The following impacts remain possible for the coastal Delmarva through southern New England Wednesday and Wednesday night:
* Winds: North to northeast winds of 20 to 35 mph with gusts of 50 to 60 mph are possible. This could bring some scattered power outages.
* Seas: Wave heights in the surf zone along the coast are expected to build into the 6 to 10 foot range.
* Coastal flooding: Moderate flooding is anticipated around the times of high tide on Wednesday and Wednesday night with a storm surge of 3-4 feet.
* Forecast tides levels are expected to be near 7.5-8 feet above mean lower low water, including in Sandy Hook (NJ), Sandy Heights (NJ), Atlantic City (NJ), Cape May (NJ), Breakwater Harbor (DE), and Rehoboth Beach (DE).
* For New York City, the NWS provides the following forecast for coastal flooding: A SURGE OF AROUND 3 TO POSSIBLY 4 FT STILL LOOKS POSSIBLE WITH THE MID TO LATE WEEK COASTAL STORM. STORM TRACK...TIMING AND INTENSITY UNCERTAINTIES ARE SUCH THAT MULTIPLE TIDE CYCLES COULD EXPERIENCE WIDESPREAD MINOR TO MODERATE COASTAL FLOODING. MAJOR FLOODING BASED ON PRE-SANDY BENCHMARKS NOT EXPECTED
Coastal flood, high wind and storm watches remain in effect for this entire corridor (see image above right).
In an informational briefing, the NWS office in Philadelphia makes the following important points:
* Major coastal flooding is still a slight possibility; the high tides of most concern are the ones around midday
* There will be moderate to severe beach erosion during this event.
* Impact from coastal flooding and strong wave action will be worsened due to effects of Coastal Storm Sandy.
* Dunes have been weakened or washed away; bulkheads damaged or destroyed.

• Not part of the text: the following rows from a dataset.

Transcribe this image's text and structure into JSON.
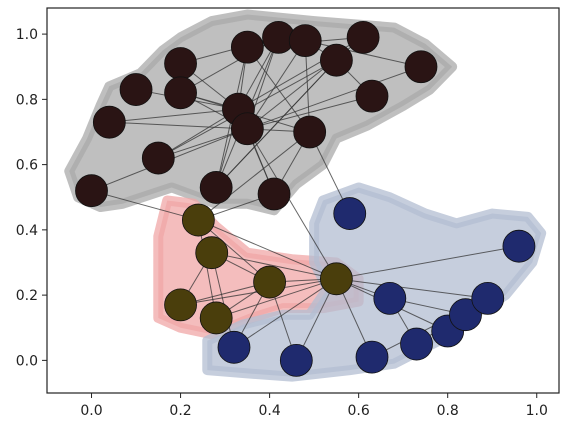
{
  "chart_data": {
    "type": "scatter",
    "title": "",
    "xlabel": "",
    "ylabel": "",
    "xlim": [
      -0.1,
      1.05
    ],
    "ylim": [
      -0.1,
      1.08
    ],
    "grid": false,
    "x_ticks": [
      "0.0",
      "0.2",
      "0.4",
      "0.6",
      "0.8",
      "1.0"
    ],
    "x_tick_values": [
      0.0,
      0.2,
      0.4,
      0.6,
      0.8,
      1.0
    ],
    "y_ticks": [
      "0.0",
      "0.2",
      "0.4",
      "0.6",
      "0.8",
      "1.0"
    ],
    "y_tick_values": [
      0.0,
      0.2,
      0.4,
      0.6,
      0.8,
      1.0
    ],
    "colors": {
      "black_group": "#2a1414",
      "olive_group": "#4a3e0c",
      "blue_group": "#1f2a6e",
      "black_hull": "#a9a9a9",
      "red_hull": "#f0a7a7",
      "blue_hull": "#b3bed2",
      "edge": "#333333"
    },
    "hulls": [
      {
        "group": "black",
        "points": [
          [
            0.27,
            1.04
          ],
          [
            0.35,
            1.06
          ],
          [
            0.5,
            1.04
          ],
          [
            0.68,
            1.02
          ],
          [
            0.75,
            0.97
          ],
          [
            0.81,
            0.9
          ],
          [
            0.76,
            0.83
          ],
          [
            0.7,
            0.78
          ],
          [
            0.62,
            0.72
          ],
          [
            0.55,
            0.68
          ],
          [
            0.52,
            0.6
          ],
          [
            0.46,
            0.54
          ],
          [
            0.41,
            0.46
          ],
          [
            0.35,
            0.48
          ],
          [
            0.28,
            0.48
          ],
          [
            0.18,
            0.53
          ],
          [
            0.07,
            0.48
          ],
          [
            0.02,
            0.47
          ],
          [
            -0.03,
            0.5
          ],
          [
            -0.05,
            0.58
          ],
          [
            -0.01,
            0.68
          ],
          [
            0.02,
            0.78
          ],
          [
            0.04,
            0.84
          ],
          [
            0.11,
            0.88
          ],
          [
            0.16,
            0.95
          ],
          [
            0.2,
            0.99
          ]
        ]
      },
      {
        "group": "red",
        "points": [
          [
            0.17,
            0.49
          ],
          [
            0.23,
            0.48
          ],
          [
            0.28,
            0.41
          ],
          [
            0.35,
            0.33
          ],
          [
            0.45,
            0.31
          ],
          [
            0.55,
            0.3
          ],
          [
            0.6,
            0.25
          ],
          [
            0.6,
            0.18
          ],
          [
            0.52,
            0.16
          ],
          [
            0.43,
            0.16
          ],
          [
            0.36,
            0.13
          ],
          [
            0.27,
            0.08
          ],
          [
            0.2,
            0.1
          ],
          [
            0.15,
            0.13
          ],
          [
            0.15,
            0.25
          ],
          [
            0.15,
            0.38
          ]
        ]
      },
      {
        "group": "blue",
        "points": [
          [
            0.52,
            0.49
          ],
          [
            0.6,
            0.53
          ],
          [
            0.67,
            0.5
          ],
          [
            0.75,
            0.45
          ],
          [
            0.82,
            0.42
          ],
          [
            0.9,
            0.45
          ],
          [
            0.98,
            0.44
          ],
          [
            1.01,
            0.39
          ],
          [
            0.99,
            0.3
          ],
          [
            0.96,
            0.25
          ],
          [
            0.93,
            0.2
          ],
          [
            0.87,
            0.15
          ],
          [
            0.78,
            0.06
          ],
          [
            0.68,
            -0.01
          ],
          [
            0.58,
            -0.03
          ],
          [
            0.45,
            -0.05
          ],
          [
            0.35,
            -0.04
          ],
          [
            0.26,
            -0.03
          ],
          [
            0.26,
            0.06
          ],
          [
            0.34,
            0.11
          ],
          [
            0.43,
            0.14
          ],
          [
            0.49,
            0.14
          ],
          [
            0.53,
            0.22
          ],
          [
            0.5,
            0.3
          ],
          [
            0.5,
            0.42
          ]
        ]
      }
    ],
    "nodes": [
      {
        "id": 0,
        "x": 0.0,
        "y": 0.52,
        "group": "black"
      },
      {
        "id": 1,
        "x": 0.04,
        "y": 0.73,
        "group": "black"
      },
      {
        "id": 2,
        "x": 0.1,
        "y": 0.83,
        "group": "black"
      },
      {
        "id": 3,
        "x": 0.15,
        "y": 0.62,
        "group": "black"
      },
      {
        "id": 4,
        "x": 0.2,
        "y": 0.91,
        "group": "black"
      },
      {
        "id": 5,
        "x": 0.2,
        "y": 0.82,
        "group": "black"
      },
      {
        "id": 6,
        "x": 0.28,
        "y": 0.53,
        "group": "black"
      },
      {
        "id": 7,
        "x": 0.33,
        "y": 0.77,
        "group": "black"
      },
      {
        "id": 8,
        "x": 0.35,
        "y": 0.71,
        "group": "black"
      },
      {
        "id": 9,
        "x": 0.35,
        "y": 0.96,
        "group": "black"
      },
      {
        "id": 10,
        "x": 0.42,
        "y": 0.99,
        "group": "black"
      },
      {
        "id": 11,
        "x": 0.41,
        "y": 0.51,
        "group": "black"
      },
      {
        "id": 12,
        "x": 0.48,
        "y": 0.98,
        "group": "black"
      },
      {
        "id": 13,
        "x": 0.49,
        "y": 0.7,
        "group": "black"
      },
      {
        "id": 14,
        "x": 0.55,
        "y": 0.92,
        "group": "black"
      },
      {
        "id": 15,
        "x": 0.61,
        "y": 0.99,
        "group": "black"
      },
      {
        "id": 16,
        "x": 0.63,
        "y": 0.81,
        "group": "black"
      },
      {
        "id": 17,
        "x": 0.74,
        "y": 0.9,
        "group": "black"
      },
      {
        "id": 18,
        "x": 0.24,
        "y": 0.43,
        "group": "olive"
      },
      {
        "id": 19,
        "x": 0.27,
        "y": 0.33,
        "group": "olive"
      },
      {
        "id": 20,
        "x": 0.2,
        "y": 0.17,
        "group": "olive"
      },
      {
        "id": 21,
        "x": 0.28,
        "y": 0.13,
        "group": "olive"
      },
      {
        "id": 22,
        "x": 0.4,
        "y": 0.24,
        "group": "olive"
      },
      {
        "id": 23,
        "x": 0.55,
        "y": 0.25,
        "group": "olive"
      },
      {
        "id": 24,
        "x": 0.58,
        "y": 0.45,
        "group": "blue"
      },
      {
        "id": 25,
        "x": 0.67,
        "y": 0.19,
        "group": "blue"
      },
      {
        "id": 26,
        "x": 0.32,
        "y": 0.04,
        "group": "blue"
      },
      {
        "id": 27,
        "x": 0.46,
        "y": 0.0,
        "group": "blue"
      },
      {
        "id": 28,
        "x": 0.63,
        "y": 0.01,
        "group": "blue"
      },
      {
        "id": 29,
        "x": 0.73,
        "y": 0.05,
        "group": "blue"
      },
      {
        "id": 30,
        "x": 0.8,
        "y": 0.09,
        "group": "blue"
      },
      {
        "id": 31,
        "x": 0.84,
        "y": 0.14,
        "group": "blue"
      },
      {
        "id": 32,
        "x": 0.89,
        "y": 0.19,
        "group": "blue"
      },
      {
        "id": 33,
        "x": 0.96,
        "y": 0.35,
        "group": "blue"
      }
    ],
    "edges": [
      [
        0,
        18
      ],
      [
        0,
        8
      ],
      [
        1,
        7
      ],
      [
        1,
        13
      ],
      [
        2,
        7
      ],
      [
        3,
        8
      ],
      [
        3,
        7
      ],
      [
        3,
        14
      ],
      [
        4,
        7
      ],
      [
        4,
        5
      ],
      [
        4,
        10
      ],
      [
        5,
        7
      ],
      [
        5,
        10
      ],
      [
        5,
        13
      ],
      [
        6,
        7
      ],
      [
        6,
        9
      ],
      [
        6,
        14
      ],
      [
        7,
        9
      ],
      [
        7,
        10
      ],
      [
        7,
        11
      ],
      [
        7,
        15
      ],
      [
        8,
        10
      ],
      [
        8,
        11
      ],
      [
        8,
        12
      ],
      [
        8,
        15
      ],
      [
        8,
        17
      ],
      [
        8,
        23
      ],
      [
        9,
        13
      ],
      [
        9,
        15
      ],
      [
        10,
        12
      ],
      [
        11,
        13
      ],
      [
        11,
        18
      ],
      [
        12,
        13
      ],
      [
        12,
        14
      ],
      [
        12,
        17
      ],
      [
        13,
        18
      ],
      [
        13,
        24
      ],
      [
        14,
        16
      ],
      [
        14,
        6
      ],
      [
        16,
        8
      ],
      [
        18,
        21
      ],
      [
        18,
        22
      ],
      [
        18,
        23
      ],
      [
        19,
        20
      ],
      [
        19,
        22
      ],
      [
        19,
        23
      ],
      [
        20,
        22
      ],
      [
        20,
        23
      ],
      [
        21,
        22
      ],
      [
        21,
        23
      ],
      [
        22,
        23
      ],
      [
        22,
        26
      ],
      [
        22,
        27
      ],
      [
        23,
        25
      ],
      [
        23,
        26
      ],
      [
        23,
        27
      ],
      [
        23,
        28
      ],
      [
        23,
        30
      ],
      [
        23,
        32
      ],
      [
        23,
        33
      ],
      [
        25,
        29
      ],
      [
        25,
        31
      ],
      [
        26,
        19
      ],
      [
        28,
        32
      ],
      [
        29,
        32
      ],
      [
        10,
        6
      ],
      [
        5,
        8
      ]
    ]
  }
}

* Coastal storm defenses have been seriously compromised.
Beyond wind and high seas, cold temperatures and snow are possible as well in this corridor especially as you head inland 50-100 miles or so in areas with a little elevation. Philadelphia could see a couple inches of wet snow with higher amounts in the Poconos. New York City and Boston may have a brief period of wet snow, but are likely close enough to the ocean such that precipitation would change to rain.
Total rainfall for areas right along the coast from the Delmarva to New England should be in the range of 1-3 inches (see map).
What about conditions in Washington, D.C. and Baltimore? We are right on the edge of getting some precipitation (rain/snow mix) or nothing. We will have an update mid-afternoon focused on this area.